Heatmaps can be exploratory or they can be used a presentation plots to illustrate the results of a DE analysis. In an exploratory heatmap, one plots genes that are variable between samples without regard to group information. In a presentation plot, one usually plots genes that have already been selected by edgeR as being DE. The presentation plot doesn't have a lot of interpretation except to show visually that DE genes are different between groups but consistent within groups. Which of course we knew anyway, otherwise the genes wouldn't be significantly DE. The process is much the same regardless of the number of groups in your experiment. The workflow that I linked to above gives an example of a presentation heatmap.

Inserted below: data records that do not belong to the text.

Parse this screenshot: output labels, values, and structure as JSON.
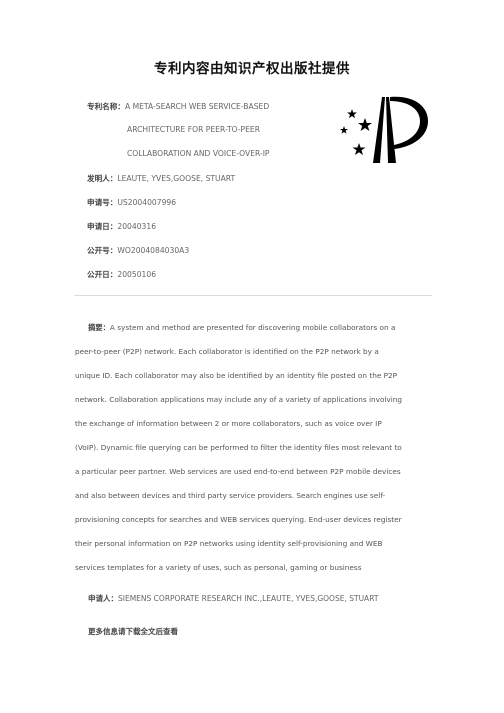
{
  "header": {
    "title": "专利内容由知识产权出版社提供"
  },
  "meta": {
    "patent_name": {
      "label": "专利名称：",
      "lines": [
        "A META-SEARCH WEB SERVICE-BASED",
        "ARCHITECTURE FOR PEER-TO-PEER",
        "COLLABORATION AND VOICE-OVER-IP"
      ]
    },
    "inventor": {
      "label": "发明人：",
      "value": "LEAUTE, YVES,GOOSE, STUART"
    },
    "application_number": {
      "label": "申请号：",
      "value": "US2004007996"
    },
    "application_date": {
      "label": "申请日：",
      "value": "20040316"
    },
    "publication_number": {
      "label": "公开号：",
      "value": "WO2004084030A3"
    },
    "publication_date": {
      "label": "公开日：",
      "value": "20050106"
    }
  },
  "logo": {
    "icon": "cnipa-logo-icon"
  },
  "abstract": {
    "label": "摘要：",
    "lines": [
      "A system and method are presented for discovering mobile collaborators on a",
      "peer-to-peer (P2P) network. Each collaborator is identified on the P2P network by a",
      "unique ID. Each collaborator may also be identified by an identity file posted on the P2P",
      "network. Collaboration applications may include any of a variety of applications involving",
      "the exchange of information between 2 or more collaborators, such as voice over IP",
      "(VoIP). Dynamic file querying can be performed to filter the identity files most relevant to",
      "a particular peer partner. Web services are used end-to-end between P2P mobile devices",
      "and also between devices and third party service providers. Search engines use self-",
      "provisioning concepts for searches and WEB services querying. End-user devices register",
      "their personal information on P2P networks using identity self-provisioning and WEB",
      "services templates for a variety of uses, such as personal, gaming or business"
    ]
  },
  "applicant": {
    "label": "申请人：",
    "value": "SIEMENS CORPORATE RESEARCH INC.,LEAUTE, YVES,GOOSE, STUART"
  },
  "footer": {
    "more_info": "更多信息请下载全文后查看"
  }
}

I suggest you go back to basics and try to clarify what scientific questions you are trying to answer and what role edgeR and heatmaps play in that process. That would be best done in the context of one of your own datasets.

By the way, the is no step called "TMP". Perhaps you meant "TMM".

You say you didn't find anything to help in the edgeR User's Guide, but the User's Guide has a section specifically on heatmaps, which says:

To draw a heatmap of individual RNA-seq samples, we suggest using moderated log-counts-per-million. This can be calculated by cpm with positive values for prior.count, for example

> logcpm <- cpm(y, log=TRUE)

where y is the normalized DGEList object.

The logcpm matrix is then input to a heatmap function. The edgeR Guide doesn't go into details about the heatmap itself because that is external to edgeR.